Difatti, il danno catastrofale può essere riconosciuto agli eredi della vittima primaria dell'illecito sia in presenza di un apprezzabile lasso di tempo tra l'evento lesivo e il decesso (e, quindi, può essere liquidato in aggiunta al danno biologico terminale), sia nel caso in cui non sussista un lasso di tempo giuridicamente apprezzabile per dar corso al riconoscimento del danno biologico terminale (Cass. civ., Sez. III, 16 novembre 2011, n. 24016; Cass. civ., Sez. III, 20 settembre 2011, n. 19133). Sebbene, infatti, la brevità del periodo di sopravvivenza alle lesioni escluda la apprezzabilità, a fini risarcitori, del deterioramento del diritto alla salute (precludendo la configurabilità di un danno biologico risarcibile), non può escludersi, ma va provato, che la vittima abbia potuto percepire le conseguenze catastrofiche delle lesioni subite e patirne la sofferenza, sicché il diritto al risarcimento risulta già acquisito nel suo patrimonio al momento della morte e, di conseguenza, può essere fatto valere iure hereditatis dagli eredi (Cass. civ., sez. un, 22 luglio 2015, n. 15350).
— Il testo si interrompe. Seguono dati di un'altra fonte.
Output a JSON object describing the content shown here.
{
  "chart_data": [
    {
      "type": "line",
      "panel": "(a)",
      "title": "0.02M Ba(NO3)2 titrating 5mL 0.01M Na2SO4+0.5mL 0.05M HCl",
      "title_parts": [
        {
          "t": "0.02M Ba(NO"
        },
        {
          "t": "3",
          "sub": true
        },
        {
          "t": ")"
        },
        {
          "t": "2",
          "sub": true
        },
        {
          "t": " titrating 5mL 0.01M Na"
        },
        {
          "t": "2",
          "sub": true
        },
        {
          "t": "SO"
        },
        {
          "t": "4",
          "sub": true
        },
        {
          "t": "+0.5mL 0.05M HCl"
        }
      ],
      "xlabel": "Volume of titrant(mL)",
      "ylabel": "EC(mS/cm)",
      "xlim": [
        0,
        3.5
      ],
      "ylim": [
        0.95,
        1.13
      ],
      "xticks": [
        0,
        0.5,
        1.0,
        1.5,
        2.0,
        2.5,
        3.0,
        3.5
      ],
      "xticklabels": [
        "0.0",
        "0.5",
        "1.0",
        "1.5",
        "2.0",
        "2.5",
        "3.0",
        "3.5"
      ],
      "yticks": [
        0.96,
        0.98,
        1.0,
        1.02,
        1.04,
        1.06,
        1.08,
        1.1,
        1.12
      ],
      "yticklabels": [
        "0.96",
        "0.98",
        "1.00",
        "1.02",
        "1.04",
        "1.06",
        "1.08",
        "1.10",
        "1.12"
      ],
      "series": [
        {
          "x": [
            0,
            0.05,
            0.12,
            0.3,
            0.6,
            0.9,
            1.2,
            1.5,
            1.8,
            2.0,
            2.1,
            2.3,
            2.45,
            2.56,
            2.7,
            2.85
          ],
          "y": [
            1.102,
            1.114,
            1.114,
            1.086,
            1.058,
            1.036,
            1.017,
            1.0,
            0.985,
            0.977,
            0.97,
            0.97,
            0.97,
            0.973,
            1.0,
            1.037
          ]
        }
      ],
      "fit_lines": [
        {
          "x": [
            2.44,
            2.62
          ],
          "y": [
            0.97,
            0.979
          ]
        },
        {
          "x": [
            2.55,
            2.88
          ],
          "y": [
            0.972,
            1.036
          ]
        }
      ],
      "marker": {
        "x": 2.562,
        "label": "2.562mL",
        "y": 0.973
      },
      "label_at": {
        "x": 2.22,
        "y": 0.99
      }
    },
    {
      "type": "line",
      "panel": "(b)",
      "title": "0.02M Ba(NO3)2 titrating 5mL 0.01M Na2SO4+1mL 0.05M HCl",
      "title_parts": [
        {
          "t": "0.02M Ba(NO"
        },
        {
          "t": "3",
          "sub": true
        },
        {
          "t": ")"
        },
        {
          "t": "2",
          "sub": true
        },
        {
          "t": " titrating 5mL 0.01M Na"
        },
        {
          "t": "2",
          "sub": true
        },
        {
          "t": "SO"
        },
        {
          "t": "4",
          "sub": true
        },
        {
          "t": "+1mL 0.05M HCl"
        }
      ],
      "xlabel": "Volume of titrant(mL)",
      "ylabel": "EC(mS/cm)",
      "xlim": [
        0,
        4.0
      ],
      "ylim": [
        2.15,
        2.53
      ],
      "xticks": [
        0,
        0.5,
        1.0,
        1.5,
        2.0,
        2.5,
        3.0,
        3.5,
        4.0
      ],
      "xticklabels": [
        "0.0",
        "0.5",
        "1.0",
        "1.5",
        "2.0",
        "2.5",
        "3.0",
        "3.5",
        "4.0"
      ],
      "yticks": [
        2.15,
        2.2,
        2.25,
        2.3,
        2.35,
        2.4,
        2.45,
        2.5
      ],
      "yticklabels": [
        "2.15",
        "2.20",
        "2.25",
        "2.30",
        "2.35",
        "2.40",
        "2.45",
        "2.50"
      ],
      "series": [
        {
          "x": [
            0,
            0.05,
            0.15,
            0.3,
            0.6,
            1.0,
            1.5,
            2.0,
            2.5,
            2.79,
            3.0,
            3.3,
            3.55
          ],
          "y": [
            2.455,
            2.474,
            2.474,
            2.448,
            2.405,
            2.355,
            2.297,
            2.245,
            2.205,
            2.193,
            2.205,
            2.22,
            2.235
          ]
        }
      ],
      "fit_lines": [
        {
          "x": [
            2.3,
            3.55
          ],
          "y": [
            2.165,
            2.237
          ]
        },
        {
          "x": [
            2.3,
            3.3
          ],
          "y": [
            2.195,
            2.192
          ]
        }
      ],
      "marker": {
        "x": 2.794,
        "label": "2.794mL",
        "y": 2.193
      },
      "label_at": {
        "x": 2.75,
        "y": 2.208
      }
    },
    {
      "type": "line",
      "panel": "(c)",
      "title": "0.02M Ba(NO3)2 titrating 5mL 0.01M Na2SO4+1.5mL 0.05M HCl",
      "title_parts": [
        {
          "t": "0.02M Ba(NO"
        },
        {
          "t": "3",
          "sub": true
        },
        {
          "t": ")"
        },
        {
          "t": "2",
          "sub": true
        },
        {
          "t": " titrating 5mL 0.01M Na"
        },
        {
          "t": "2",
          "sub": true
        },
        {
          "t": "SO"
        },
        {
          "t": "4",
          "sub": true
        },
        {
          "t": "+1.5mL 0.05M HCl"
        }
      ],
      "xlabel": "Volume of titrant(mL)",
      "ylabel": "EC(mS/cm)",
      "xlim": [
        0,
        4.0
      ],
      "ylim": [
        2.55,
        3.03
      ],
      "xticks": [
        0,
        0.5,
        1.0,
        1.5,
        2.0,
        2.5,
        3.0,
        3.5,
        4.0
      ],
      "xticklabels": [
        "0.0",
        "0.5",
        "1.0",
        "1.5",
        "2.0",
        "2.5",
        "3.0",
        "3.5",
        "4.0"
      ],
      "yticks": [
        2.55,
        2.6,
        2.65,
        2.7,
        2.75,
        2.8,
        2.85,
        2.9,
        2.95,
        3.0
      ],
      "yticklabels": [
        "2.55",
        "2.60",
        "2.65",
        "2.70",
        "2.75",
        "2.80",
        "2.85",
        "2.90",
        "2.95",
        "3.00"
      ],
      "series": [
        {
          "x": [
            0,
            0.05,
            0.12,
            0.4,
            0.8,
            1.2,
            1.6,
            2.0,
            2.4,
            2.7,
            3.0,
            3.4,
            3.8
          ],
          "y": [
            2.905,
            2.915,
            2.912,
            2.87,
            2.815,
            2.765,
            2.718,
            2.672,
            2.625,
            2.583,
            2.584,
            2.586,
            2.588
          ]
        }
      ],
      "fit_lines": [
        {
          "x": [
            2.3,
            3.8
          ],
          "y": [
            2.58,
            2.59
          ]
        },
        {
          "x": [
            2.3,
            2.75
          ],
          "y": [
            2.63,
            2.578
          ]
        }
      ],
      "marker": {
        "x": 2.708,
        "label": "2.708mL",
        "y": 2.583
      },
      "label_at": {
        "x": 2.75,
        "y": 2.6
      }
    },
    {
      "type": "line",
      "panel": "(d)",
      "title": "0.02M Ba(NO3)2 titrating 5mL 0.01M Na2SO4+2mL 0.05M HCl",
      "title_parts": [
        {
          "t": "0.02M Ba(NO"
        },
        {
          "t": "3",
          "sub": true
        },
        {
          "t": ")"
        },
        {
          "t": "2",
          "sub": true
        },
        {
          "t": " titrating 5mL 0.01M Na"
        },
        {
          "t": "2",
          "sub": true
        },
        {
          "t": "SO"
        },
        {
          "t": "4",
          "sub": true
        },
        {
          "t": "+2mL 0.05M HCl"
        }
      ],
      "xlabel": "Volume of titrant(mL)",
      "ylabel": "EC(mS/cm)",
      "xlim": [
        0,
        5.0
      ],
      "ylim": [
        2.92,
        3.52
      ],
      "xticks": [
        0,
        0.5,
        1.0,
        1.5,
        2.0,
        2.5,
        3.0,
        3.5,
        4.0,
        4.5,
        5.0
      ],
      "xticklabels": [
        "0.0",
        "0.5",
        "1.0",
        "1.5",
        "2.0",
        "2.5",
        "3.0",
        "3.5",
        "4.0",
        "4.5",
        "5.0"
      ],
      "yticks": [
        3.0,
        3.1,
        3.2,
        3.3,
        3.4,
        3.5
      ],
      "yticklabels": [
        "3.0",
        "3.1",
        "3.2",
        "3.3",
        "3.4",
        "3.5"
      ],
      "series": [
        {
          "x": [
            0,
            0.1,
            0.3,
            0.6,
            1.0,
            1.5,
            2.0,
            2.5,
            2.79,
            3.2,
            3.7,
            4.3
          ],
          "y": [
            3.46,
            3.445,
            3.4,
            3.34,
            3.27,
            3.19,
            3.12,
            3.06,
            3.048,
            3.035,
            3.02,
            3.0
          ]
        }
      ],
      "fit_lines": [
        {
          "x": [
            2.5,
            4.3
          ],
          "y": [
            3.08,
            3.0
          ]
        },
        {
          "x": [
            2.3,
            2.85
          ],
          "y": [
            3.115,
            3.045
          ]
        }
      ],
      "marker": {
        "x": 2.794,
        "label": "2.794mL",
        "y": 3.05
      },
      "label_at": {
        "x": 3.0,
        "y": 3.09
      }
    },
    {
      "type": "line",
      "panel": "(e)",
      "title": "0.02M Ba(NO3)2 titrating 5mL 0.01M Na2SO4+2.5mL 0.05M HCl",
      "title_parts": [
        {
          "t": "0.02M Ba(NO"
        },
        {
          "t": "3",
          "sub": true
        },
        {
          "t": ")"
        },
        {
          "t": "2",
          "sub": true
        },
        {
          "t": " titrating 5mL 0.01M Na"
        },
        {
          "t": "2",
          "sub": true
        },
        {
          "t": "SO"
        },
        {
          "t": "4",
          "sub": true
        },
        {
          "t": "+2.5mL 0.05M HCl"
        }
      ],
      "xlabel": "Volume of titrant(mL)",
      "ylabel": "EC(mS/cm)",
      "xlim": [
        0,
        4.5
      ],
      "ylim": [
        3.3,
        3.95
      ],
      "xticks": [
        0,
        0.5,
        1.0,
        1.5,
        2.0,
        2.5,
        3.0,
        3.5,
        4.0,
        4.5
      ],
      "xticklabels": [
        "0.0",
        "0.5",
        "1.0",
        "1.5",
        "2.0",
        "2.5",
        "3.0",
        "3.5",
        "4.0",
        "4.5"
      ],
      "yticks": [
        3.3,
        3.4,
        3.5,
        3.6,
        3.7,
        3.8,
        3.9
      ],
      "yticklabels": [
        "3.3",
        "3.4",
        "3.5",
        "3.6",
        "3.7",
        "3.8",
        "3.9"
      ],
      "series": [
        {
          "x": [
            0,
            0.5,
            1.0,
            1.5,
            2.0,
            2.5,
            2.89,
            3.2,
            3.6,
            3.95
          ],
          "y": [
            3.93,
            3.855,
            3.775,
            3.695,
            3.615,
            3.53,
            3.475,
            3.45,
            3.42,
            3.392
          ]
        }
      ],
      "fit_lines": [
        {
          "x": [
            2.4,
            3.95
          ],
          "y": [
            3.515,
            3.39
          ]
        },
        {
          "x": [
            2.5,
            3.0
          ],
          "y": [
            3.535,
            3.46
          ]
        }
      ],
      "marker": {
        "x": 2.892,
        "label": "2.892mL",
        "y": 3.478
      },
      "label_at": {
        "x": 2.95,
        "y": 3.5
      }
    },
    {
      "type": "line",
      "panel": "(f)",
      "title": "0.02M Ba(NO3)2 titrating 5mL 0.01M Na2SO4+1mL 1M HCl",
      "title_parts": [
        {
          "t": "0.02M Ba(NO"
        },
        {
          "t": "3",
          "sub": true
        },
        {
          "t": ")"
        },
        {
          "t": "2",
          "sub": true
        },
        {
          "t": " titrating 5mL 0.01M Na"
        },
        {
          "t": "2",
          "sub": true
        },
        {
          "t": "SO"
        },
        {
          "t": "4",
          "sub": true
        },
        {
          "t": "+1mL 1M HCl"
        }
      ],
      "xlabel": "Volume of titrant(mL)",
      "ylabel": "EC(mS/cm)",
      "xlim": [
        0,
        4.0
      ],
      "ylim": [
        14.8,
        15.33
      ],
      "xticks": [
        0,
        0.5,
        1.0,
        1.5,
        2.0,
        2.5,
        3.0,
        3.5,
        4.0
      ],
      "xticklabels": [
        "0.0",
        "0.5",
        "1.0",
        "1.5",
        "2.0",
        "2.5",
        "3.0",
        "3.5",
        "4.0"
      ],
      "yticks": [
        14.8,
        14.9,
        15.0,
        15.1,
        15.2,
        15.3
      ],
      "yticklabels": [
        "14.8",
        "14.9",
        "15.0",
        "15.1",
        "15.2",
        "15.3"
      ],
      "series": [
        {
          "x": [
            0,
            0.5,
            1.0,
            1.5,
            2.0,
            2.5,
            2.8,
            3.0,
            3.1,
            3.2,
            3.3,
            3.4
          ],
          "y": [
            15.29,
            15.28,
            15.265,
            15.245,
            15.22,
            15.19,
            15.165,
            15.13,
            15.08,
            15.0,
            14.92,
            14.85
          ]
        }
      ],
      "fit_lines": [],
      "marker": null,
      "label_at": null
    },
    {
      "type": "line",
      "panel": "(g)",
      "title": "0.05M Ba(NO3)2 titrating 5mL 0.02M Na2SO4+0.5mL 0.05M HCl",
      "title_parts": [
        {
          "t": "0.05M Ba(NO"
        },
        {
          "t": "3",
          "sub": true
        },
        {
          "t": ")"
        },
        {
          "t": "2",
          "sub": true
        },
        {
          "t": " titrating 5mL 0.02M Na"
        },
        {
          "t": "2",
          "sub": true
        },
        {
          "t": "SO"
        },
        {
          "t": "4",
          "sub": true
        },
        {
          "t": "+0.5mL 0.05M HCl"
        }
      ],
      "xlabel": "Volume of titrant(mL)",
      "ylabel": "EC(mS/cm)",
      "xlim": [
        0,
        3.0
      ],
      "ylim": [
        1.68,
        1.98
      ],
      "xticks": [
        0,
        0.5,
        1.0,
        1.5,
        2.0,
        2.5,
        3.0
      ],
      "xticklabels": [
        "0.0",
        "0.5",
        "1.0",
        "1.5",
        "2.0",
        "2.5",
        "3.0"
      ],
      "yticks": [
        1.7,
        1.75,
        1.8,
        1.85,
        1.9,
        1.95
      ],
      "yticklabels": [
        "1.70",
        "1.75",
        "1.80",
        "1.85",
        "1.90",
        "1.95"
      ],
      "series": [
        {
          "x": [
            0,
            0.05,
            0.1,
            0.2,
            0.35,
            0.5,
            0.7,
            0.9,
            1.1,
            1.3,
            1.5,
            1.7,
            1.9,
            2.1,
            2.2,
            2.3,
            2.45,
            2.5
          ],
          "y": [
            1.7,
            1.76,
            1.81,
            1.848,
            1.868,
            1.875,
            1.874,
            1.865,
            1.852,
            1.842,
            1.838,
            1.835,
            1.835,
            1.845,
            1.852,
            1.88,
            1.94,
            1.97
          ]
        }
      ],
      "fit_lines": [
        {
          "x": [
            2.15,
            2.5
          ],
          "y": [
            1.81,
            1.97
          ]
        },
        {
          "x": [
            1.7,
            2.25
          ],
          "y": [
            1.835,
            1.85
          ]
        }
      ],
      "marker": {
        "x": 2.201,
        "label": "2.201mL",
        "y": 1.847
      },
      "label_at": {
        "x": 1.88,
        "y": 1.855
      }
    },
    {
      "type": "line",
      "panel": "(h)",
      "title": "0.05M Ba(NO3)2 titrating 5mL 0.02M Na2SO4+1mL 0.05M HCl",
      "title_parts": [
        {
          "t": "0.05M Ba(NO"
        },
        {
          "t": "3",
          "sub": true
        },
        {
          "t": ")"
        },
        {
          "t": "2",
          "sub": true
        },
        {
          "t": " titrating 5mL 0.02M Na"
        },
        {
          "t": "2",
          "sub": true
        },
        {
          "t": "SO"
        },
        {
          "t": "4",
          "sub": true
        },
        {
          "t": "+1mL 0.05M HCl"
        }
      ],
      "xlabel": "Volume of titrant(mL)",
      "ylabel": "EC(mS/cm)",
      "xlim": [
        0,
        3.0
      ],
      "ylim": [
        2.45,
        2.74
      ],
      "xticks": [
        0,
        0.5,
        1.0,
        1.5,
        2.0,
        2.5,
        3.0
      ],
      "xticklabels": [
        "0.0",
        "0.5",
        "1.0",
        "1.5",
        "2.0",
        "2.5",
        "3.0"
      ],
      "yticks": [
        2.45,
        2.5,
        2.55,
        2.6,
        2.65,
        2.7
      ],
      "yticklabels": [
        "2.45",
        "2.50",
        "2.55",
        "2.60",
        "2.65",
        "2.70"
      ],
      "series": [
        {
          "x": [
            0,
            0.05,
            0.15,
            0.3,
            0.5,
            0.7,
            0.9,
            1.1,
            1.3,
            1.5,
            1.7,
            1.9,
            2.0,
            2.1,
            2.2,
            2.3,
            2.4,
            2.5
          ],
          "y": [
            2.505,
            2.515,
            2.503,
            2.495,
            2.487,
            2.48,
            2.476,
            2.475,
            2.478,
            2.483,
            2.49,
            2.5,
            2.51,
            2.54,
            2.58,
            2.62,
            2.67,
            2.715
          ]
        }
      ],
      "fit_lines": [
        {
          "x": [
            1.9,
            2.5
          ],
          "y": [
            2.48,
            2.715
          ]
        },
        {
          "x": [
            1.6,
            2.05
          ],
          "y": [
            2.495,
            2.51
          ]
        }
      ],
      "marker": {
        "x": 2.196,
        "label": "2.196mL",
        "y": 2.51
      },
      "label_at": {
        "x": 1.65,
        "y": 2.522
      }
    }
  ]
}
Come afferma la dottrina (cfr. D. SPERA, La lucida agonia del danno tanatologico in attesa delle Sezioni Unite, in Ridare.it.), ad assumere rilievo quale criterio per la configurabilità del danno catastrofale non è, dunque, la sussistenza di un apprezzabile intervallo di tempo tra l'evento lesivo ed il decesso della vittima, ma l'intensità della sofferenza provata (cfr. anche Cass. civ., sez. III, 20 agosto 2015, n. 16993, e Cass. civ., sez. III, 2 aprile 2001 n. 4783), in quanto le lesioni mortali producono, secondo l'esperienza medico-legale e psichiatrica, un danno “catastrofico” per intensità a carico del moriturus, che attende lucidamente l'estinzione della propria vita.

La sofferenza e la disperazione, infatti, possono essere apprezzate dalla vittima, ovviamente se cosciente, pur nel breve intervallo delle residue speranze di vita.